Flat-headed Amphibian/Siderops (Lost Kingdoms Series A by Yowie)

3.3 (3 votes)

Even amongst collectors Yowie isn’t a well known company I dare say, so here’s a short introduction… Yowie is an Australian publishing brand that developed the mythical Yowie kingdom with stories and toys concentrating mostly on the Australian fauna. In the mid 90’s Yowie approached the British confectionery company Cadbury with the idea to market the toys with sweets as a vehicle. The idea isn’t new but works well for other companies and so did it here. In 2000 Yowie developed the Lost Kingdoms series in cooperation with the Australian Museum. The series contained toys of extinct animals from all ages and all around the world, but with a significant focus on the Australian fauna again. Here we want to take a look at Yowie’s “Flat-headed Amphibian”….

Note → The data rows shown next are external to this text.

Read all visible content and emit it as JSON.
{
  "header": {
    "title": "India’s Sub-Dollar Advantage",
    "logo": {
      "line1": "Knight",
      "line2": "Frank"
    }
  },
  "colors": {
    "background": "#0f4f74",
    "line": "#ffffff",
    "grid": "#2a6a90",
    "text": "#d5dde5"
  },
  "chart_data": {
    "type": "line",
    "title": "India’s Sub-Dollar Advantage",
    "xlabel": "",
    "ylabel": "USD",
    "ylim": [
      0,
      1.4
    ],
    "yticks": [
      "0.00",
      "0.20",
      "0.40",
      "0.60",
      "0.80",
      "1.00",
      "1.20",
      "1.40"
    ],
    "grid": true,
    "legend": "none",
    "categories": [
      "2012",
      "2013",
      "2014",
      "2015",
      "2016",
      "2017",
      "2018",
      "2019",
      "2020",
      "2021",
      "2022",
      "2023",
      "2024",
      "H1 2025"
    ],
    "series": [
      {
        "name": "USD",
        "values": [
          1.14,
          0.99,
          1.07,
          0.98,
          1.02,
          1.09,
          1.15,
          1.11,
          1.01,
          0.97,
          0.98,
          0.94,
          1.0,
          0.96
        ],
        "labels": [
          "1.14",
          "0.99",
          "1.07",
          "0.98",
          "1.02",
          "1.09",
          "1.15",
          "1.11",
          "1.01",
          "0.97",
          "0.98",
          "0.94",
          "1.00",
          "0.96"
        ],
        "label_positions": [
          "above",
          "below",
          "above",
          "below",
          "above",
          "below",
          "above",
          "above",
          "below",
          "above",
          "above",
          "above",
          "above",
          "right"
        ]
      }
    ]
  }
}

… the accompanying paper sheet names the species as Siderops, a temnospondyl from the Early Jurassic of Australia, closely related to the more famous Koolasuchus that was featured in the BBC series “Walking with Dinosaurs”. While not as impressive in size as its relative, Siderops still was way larger than any recent amphibian, growing up to 2.5 metres in length with a skull up to 50 cm long.

Not surprisingly the toy itself just measures 7.5 cm in length, hence it hatched from a small chocolate egg. The figure is easily assembled from seven parts and while the result falls way short of the delicate details and finesse Kaiyodo’s Chocolasaurs boast, the final toy is a nice and fun rendition of an obscure species. Lots of Yowie figures seem to include a small function, in this case the head moves a bit  sideways when one moves the tail in the opposite direction.

The sculpt is simple but sufficiently represents the species. The head is wide and big, the eyes set apart a great deal. From the head to the tail runs a low crest. Four fingers in front and five toes in the back are what you find in most modern salamanders, I am not aware if that’s correct for the temnospondyl, but it is reasonable enough as I think neither hands nor feet are known. If anything, the whole figure seems to be too shorttailed and too tall. The paint job is simple but nice with irregular dark green blotches on olive green gound and a red orange belly.

Overall it’s a fun little toy and probably the only represantive of the species – and temnospondyls do not get much love by toy companies anyway. Long discontinued, your best chance to find these is ebay.